Söz konusu analizin, Kızılcık Şerbeti dizisinde muhafazakâr ailesi tarafından zorla evlendirilen Nursema karakterine ilişkin siyasi tartışma üzerinden yazılması dikkat çekti.
"Aşırılıkçı koalisyon"
"Erdoğan muhafazakâr kadın seçmenleri dışlama riski altında" başlığıyla yayımlanan analizde, Türkiye'de kadın hakları alanında son dönemde yaşanan gerilemelere dikkat çekilirken, HÜDA PAR ve Yeniden Refah'ın Erdoğan'ı desteklemesine dikkat çekildi. Haberde, "Kadın seçmenler, aşırılıkçı koalisyon ortakları konusunda şüphe taşıyor" denildi.
"Kızılcık Şerbeti isimli popüler dizi, Türkiye'de pazar günü düzenlenecek kritik seçimler öncesinde nasıl bir anda en hararetli tartışma konularından biri haline geldi?" sorusunun yöneltildiği analizde, "Mesele, Nursema isimli karakterle ilgili ve onun şoke edici kaderi, izleyicilerin zorlu bir soruya itiyor: Nursema kime oy vermeli? Yanıtlar, seçimlerde 20 yıllık iktidarını uzatmak isteyen Cumhurbaşkanı Recep Tayyip Erdoğan için rahatlatıcı değil" yorumu yapıldı.

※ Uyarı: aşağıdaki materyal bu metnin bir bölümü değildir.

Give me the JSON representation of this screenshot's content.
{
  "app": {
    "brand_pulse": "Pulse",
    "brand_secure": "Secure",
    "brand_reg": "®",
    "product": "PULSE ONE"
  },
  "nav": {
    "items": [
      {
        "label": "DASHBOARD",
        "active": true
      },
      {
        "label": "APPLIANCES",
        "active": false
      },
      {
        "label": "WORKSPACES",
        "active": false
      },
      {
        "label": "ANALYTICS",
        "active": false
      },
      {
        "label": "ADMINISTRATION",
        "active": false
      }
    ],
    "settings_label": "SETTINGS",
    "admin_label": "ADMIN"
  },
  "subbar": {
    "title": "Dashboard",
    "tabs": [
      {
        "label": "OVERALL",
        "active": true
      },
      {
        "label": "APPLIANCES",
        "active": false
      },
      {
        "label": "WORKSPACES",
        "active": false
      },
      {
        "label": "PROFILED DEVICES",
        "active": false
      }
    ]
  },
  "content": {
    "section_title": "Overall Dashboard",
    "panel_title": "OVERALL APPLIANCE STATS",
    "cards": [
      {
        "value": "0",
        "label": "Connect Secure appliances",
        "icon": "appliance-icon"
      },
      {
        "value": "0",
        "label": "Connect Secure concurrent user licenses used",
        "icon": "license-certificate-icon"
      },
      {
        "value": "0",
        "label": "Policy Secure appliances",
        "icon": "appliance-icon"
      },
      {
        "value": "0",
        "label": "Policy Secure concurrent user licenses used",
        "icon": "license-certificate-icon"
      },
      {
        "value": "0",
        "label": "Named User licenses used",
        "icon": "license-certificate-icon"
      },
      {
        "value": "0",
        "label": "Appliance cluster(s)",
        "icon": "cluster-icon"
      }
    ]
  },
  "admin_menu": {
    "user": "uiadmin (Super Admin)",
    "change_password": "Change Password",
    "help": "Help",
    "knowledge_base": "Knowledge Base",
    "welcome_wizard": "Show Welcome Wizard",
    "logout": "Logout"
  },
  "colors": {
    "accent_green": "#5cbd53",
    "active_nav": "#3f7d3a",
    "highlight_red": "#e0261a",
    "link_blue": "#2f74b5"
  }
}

Analizde, Kızılcık Şerbeti dizisindeki sahnelere de atıfta bulunulurken, Show TV'ye bu dizi nedeniyle ceza verildiği anımsatıldı.
Artı Gerçek'in aktardığı habere göre; analizde şu ifadelere yer verildi:
"Muhafazakâr kadınların desteği Erdoğan'ın iktidara yükselişinde hayati önemdeydi. Birçokları için o, başörtüsü taktıkları için laik hükümetler tarafından okullardan, üniversitelerden, kamusal alandan ve iş yerlerinden yaşam tarzları nedeniyle dışlananlar için özgürleştirici bir figürdü. Teoride birçokları, Erdoğan'ın Nursema'nın oyuna güvenebileceğine inanıyor.

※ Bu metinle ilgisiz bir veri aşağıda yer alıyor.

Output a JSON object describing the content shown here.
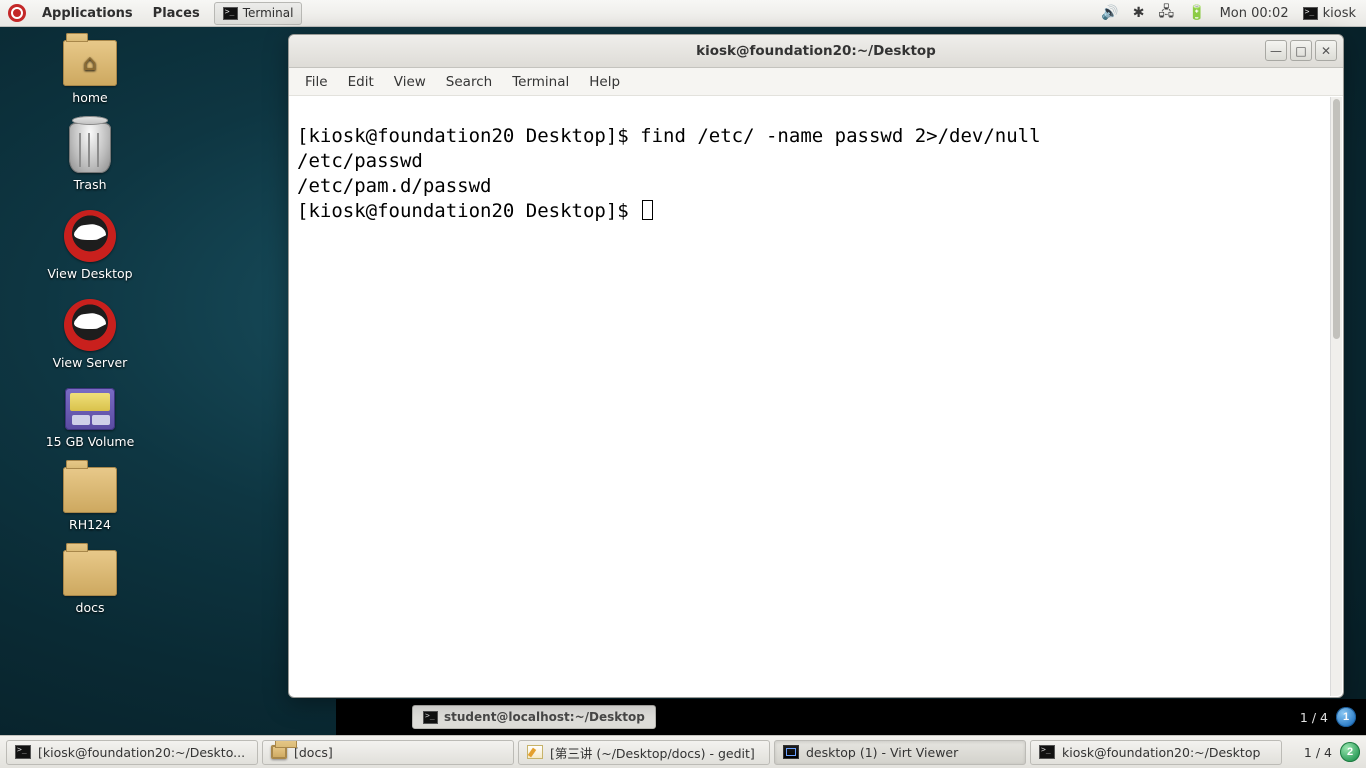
{
  "top_panel": {
    "applications": "Applications",
    "places": "Places",
    "running_task": "Terminal",
    "clock": "Mon 00:02",
    "user": "kiosk"
  },
  "desktop_icons": {
    "home": "home",
    "trash": "Trash",
    "view_desktop": "View Desktop",
    "view_server": "View Server",
    "volume": "15 GB Volume",
    "rh124": "RH124",
    "docs": "docs"
  },
  "terminal_window": {
    "title": "kiosk@foundation20:~/Desktop",
    "menus": {
      "file": "File",
      "edit": "Edit",
      "view": "View",
      "search": "Search",
      "terminal": "Terminal",
      "help": "Help"
    },
    "lines": {
      "l1": "[kiosk@foundation20 Desktop]$ find /etc/ -name passwd 2>/dev/null",
      "l2": "/etc/passwd",
      "l3": "/etc/pam.d/passwd",
      "l4": "[kiosk@foundation20 Desktop]$ "
    },
    "buttons": {
      "min": "—",
      "max": "□",
      "close": "✕"
    }
  },
  "vm_bottom": {
    "task": "student@localhost:~/Desktop",
    "workspace": "1 / 4",
    "badge": "1"
  },
  "host_bar": {
    "t1": "[kiosk@foundation20:~/Deskto...",
    "t2": "[docs]",
    "t3": "[第三讲 (~/Desktop/docs) - gedit]",
    "t4": "desktop (1) - Virt Viewer",
    "t5": "kiosk@foundation20:~/Desktop",
    "workspace": "1 / 4",
    "badge": "2"
  }
}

Fakat o kadar kolay değil ve dizide gündeme getirilen konular, ülkedeki en ateşli toplumsal ve siyasi meselelerin bazılarına dokunuyor.
Erdoğan'ın iktidara gelmesine yardım eden o kadınların bazıları şu an ekonominin kötü yönetiminden kadın haklarına uzanan bir dizi konuda şüphe duyuyor. Evlilik içi şiddet, özellikle hassas bir mesele. Erdoğan açısından siyasi sorun şu ki, eski müttefikleri tarafından terk edildi ve bu seçimlerde giderek aşırı İslamcı ortaklarla koalisyona girmek zorunda kaldı. Bu da, Ankara'nın kadına karşı şiddet konusundaki önlemlerden geri adım atabileceğine dair korkulara yol açtı. Nursema'nın ciddi biçimde siyasi hale geldiği nokta da burası."

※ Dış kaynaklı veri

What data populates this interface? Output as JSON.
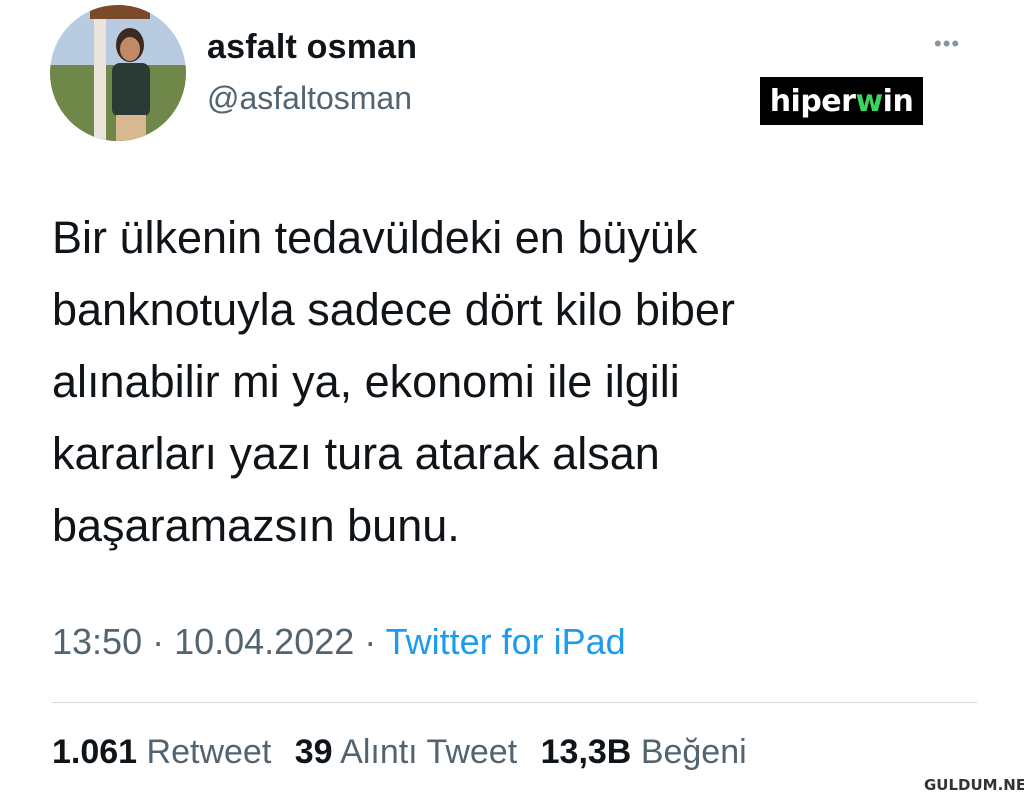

'ONLARA OLAN İNANCIMI KAYBETTİM'
Haberde, geçmişte AKP'yi desteklediğini ve Nursema'nın bir hayranı olduğunu anlatan, soy ismini vermek istemeyen Aysel isimli muhafazakar bir kadınla yapılan görüşmeler de aktarıldı. Aysel, bu seçimlerde Erdoğan'a ve AKP'ye oy vermeyeceğini söyleyerek, "Başlarını örten kadınlar geçmişte bu ülkede aşağılanıyordu ve kısıtlanıyordu. Bazı yerlere giremiyorduk. Bu yüzden onlara oy verdik. Ama onlara olan inancımı kaybettim" dedi.
'ÜNİVERSİTE MEZUNU OĞULLARIMA TORPİL SORUYORLAR'
Yetişkin yaştaki dört oğlunun üniversite mezunu olmasına rağmen kariyerlerini ilerletmekte zorlandığını söyleyen Aysel, "torpil" konusunda şikayet ederek "Nereye başvurdalar 'İçeride bir tanıdığınız var mı?" diye soruyorlar. Hiçbir yerde bir tanıdığımız yok. Dindar bir partinin eşitlik ve adalet getireceğini düşünüyorduk ama zaman geçtikçe böyle bir şey yapmadıklarını gördük" ifadelerini kullandı.
'KADINLAR NURSEMA GİBİ GÜÇLÜ OLMALI'
Aysel, Erdoğan'ın güçlü destekçileri olan diğer aile üyelerinin bu seçimde kime oy verecekleri konusunda hararetli biçimde tartıştığını, oğullarının ise muhalefete oy vereceğini söyledi. Kızılcık Şerbeti dizisinin ise "gizli mesajları" nedeniyle bazı muhafazakâr aileleri rahatsız ettiğini söyleyen Aysel, "Bu insanlar kadınların özgürlüğünü edepsizlik olarak görüyor. Ama bir kadın kendi ayakları üzerinde durabilmeli. Kadınlar Nursema gibi güçlü olmalı. Bu dizideki güçlü kadınları seviyorum. Birçok kadın seviyor" dedi.
Politico ise "Kızılcık Şerbeti'ni başarısı, çok sayıda muhafazakâr kadının kendilerini, hırsları ve hayalleri yerleşik muhafazakâr aile değerleriyle çelişen Nursema gibi görmelerinden geliyor" yorumunu kullandı.